Search code examples
pythonmatplotlibcdf

draw CDF by reading values from file : matplotlib


I need to draw cdf of integer values read from a file. I am following the example here. I am not sure how I can normalize the data for pdf and then compute cdf.

import numpy as np
from pylab import *

with open ("D:/input_file.txt", "r+") as f:
    data = f.readlines()
    X = [int(line.strip()) for line in data]
    Y  = exp([-x**2 for x in X])  # is this correct? 
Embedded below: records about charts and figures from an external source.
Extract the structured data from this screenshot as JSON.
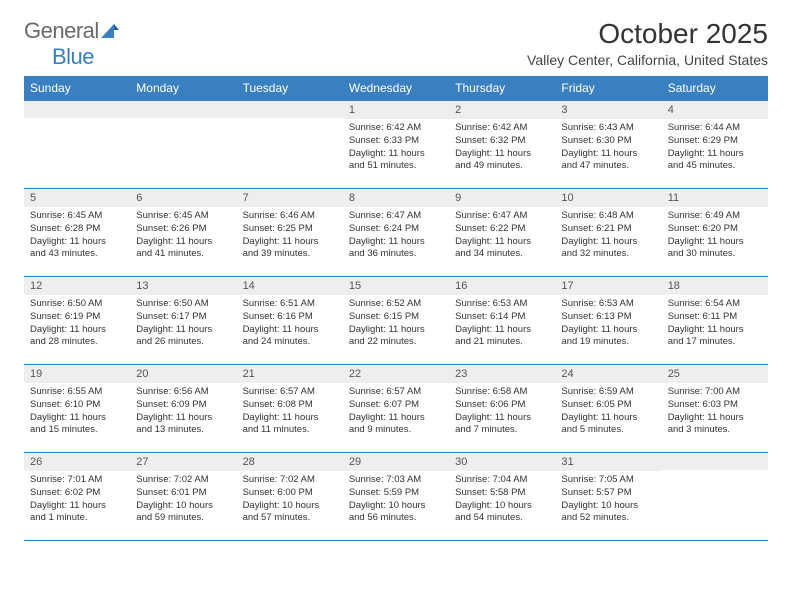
{
  "logo": {
    "text1": "General",
    "text2": "Blue"
  },
  "title": "October 2025",
  "location": "Valley Center, California, United States",
  "colors": {
    "header_bg": "#3a7fbf",
    "header_fg": "#ffffff",
    "num_band_bg": "#eeeeee",
    "num_band_fg": "#555555",
    "border": "#3a7fbf",
    "text": "#333333",
    "logo_gray": "#6a6a6a",
    "logo_blue": "#3a7fbf"
  },
  "day_headers": [
    "Sunday",
    "Monday",
    "Tuesday",
    "Wednesday",
    "Thursday",
    "Friday",
    "Saturday"
  ],
  "weeks": [
    [
      null,
      null,
      null,
      {
        "n": "1",
        "sunrise": "6:42 AM",
        "sunset": "6:33 PM",
        "daylight": "11 hours and 51 minutes."
      },
      {
        "n": "2",
        "sunrise": "6:42 AM",
        "sunset": "6:32 PM",
        "daylight": "11 hours and 49 minutes."
      },
      {
        "n": "3",
        "sunrise": "6:43 AM",
        "sunset": "6:30 PM",
        "daylight": "11 hours and 47 minutes."
      },
      {
        "n": "4",
        "sunrise": "6:44 AM",
        "sunset": "6:29 PM",
        "daylight": "11 hours and 45 minutes."
      }
    ],
    [
      {
        "n": "5",
        "sunrise": "6:45 AM",
        "sunset": "6:28 PM",
        "daylight": "11 hours and 43 minutes."
      },
      {
        "n": "6",
        "sunrise": "6:45 AM",
        "sunset": "6:26 PM",
        "daylight": "11 hours and 41 minutes."
      },
      {
        "n": "7",
        "sunrise": "6:46 AM",
        "sunset": "6:25 PM",
        "daylight": "11 hours and 39 minutes."
      },
      {
        "n": "8",
        "sunrise": "6:47 AM",
        "sunset": "6:24 PM",
        "daylight": "11 hours and 36 minutes."
      },
      {
        "n": "9",
        "sunrise": "6:47 AM",
        "sunset": "6:22 PM",
        "daylight": "11 hours and 34 minutes."
      },
      {
        "n": "10",
        "sunrise": "6:48 AM",
        "sunset": "6:21 PM",
        "daylight": "11 hours and 32 minutes."
      },
      {
        "n": "11",
        "sunrise": "6:49 AM",
        "sunset": "6:20 PM",
        "daylight": "11 hours and 30 minutes."
      }
    ],
    [
      {
        "n": "12",
        "sunrise": "6:50 AM",
        "sunset": "6:19 PM",
        "daylight": "11 hours and 28 minutes."
      },
      {
        "n": "13",
        "sunrise": "6:50 AM",
        "sunset": "6:17 PM",
        "daylight": "11 hours and 26 minutes."
      },
      {
        "n": "14",
        "sunrise": "6:51 AM",
        "sunset": "6:16 PM",
        "daylight": "11 hours and 24 minutes."
      },
      {
        "n": "15",
        "sunrise": "6:52 AM",
        "sunset": "6:15 PM",
        "daylight": "11 hours and 22 minutes."
      },
      {
        "n": "16",
        "sunrise": "6:53 AM",
        "sunset": "6:14 PM",
        "daylight": "11 hours and 21 minutes."
      },
      {
        "n": "17",
        "sunrise": "6:53 AM",
        "sunset": "6:13 PM",
        "daylight": "11 hours and 19 minutes."
      },
      {
        "n": "18",
        "sunrise": "6:54 AM",
        "sunset": "6:11 PM",
        "daylight": "11 hours and 17 minutes."
      }
    ],
    [
      {
        "n": "19",
        "sunrise": "6:55 AM",
        "sunset": "6:10 PM",
        "daylight": "11 hours and 15 minutes."
      },
      {
        "n": "20",
        "sunrise": "6:56 AM",
        "sunset": "6:09 PM",
        "daylight": "11 hours and 13 minutes."
      },
      {
        "n": "21",
        "sunrise": "6:57 AM",
        "sunset": "6:08 PM",
        "daylight": "11 hours and 11 minutes."
      },
      {
        "n": "22",
        "sunrise": "6:57 AM",
        "sunset": "6:07 PM",
        "daylight": "11 hours and 9 minutes."
      },
      {
        "n": "23",
        "sunrise": "6:58 AM",
        "sunset": "6:06 PM",
        "daylight": "11 hours and 7 minutes."
      },
      {
        "n": "24",
        "sunrise": "6:59 AM",
        "sunset": "6:05 PM",
        "daylight": "11 hours and 5 minutes."
      },
      {
        "n": "25",
        "sunrise": "7:00 AM",
        "sunset": "6:03 PM",
        "daylight": "11 hours and 3 minutes."
      }
    ],
    [
      {
        "n": "26",
        "sunrise": "7:01 AM",
        "sunset": "6:02 PM",
        "daylight": "11 hours and 1 minute."
      },
      {
        "n": "27",
        "sunrise": "7:02 AM",
        "sunset": "6:01 PM",
        "daylight": "10 hours and 59 minutes."
      },
      {
        "n": "28",
        "sunrise": "7:02 AM",
        "sunset": "6:00 PM",
        "daylight": "10 hours and 57 minutes."
      },
      {
        "n": "29",
        "sunrise": "7:03 AM",
        "sunset": "5:59 PM",
        "daylight": "10 hours and 56 minutes."
      },
      {
        "n": "30",
        "sunrise": "7:04 AM",
        "sunset": "5:58 PM",
        "daylight": "10 hours and 54 minutes."
      },
      {
        "n": "31",
        "sunrise": "7:05 AM",
        "sunset": "5:57 PM",
        "daylight": "10 hours and 52 minutes."
      },
      null
    ]
  ],
  "labels": {
    "sunrise": "Sunrise:",
    "sunset": "Sunset:",
    "daylight": "Daylight:"
  }
}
    # Normalize the data to a proper PDF
    Y /= ... # not sure what to write here

    # Compute the CDF
    CY = ... # not sure what to write here

    # Plot both
    plot(X,Y)
    plot(X,CY,'r--')

    show()

Solution

  • I can propose an answer, where you determine probability density function (PDF) and cumulative distribution function (CDF) using NumPy.

    import numpy as np
    # -----------------
    data = [88,93,184,91,107,170,88,107,167,90];
    # -----------------
    # get PDF:
    ydata,xdata = np.histogram(data,bins=np.size(data),normed=True);
    # ----------------
    # get CDF:
    cdf = np.cumsum(ydata*np.diff(xdata));
    # -----------------
    print 'Sum:',np.sum(ydata*np.diff(xdata))
    

    I am using Numpy method histogram, which will give me the PDF and then I will calculate CDF from PDF.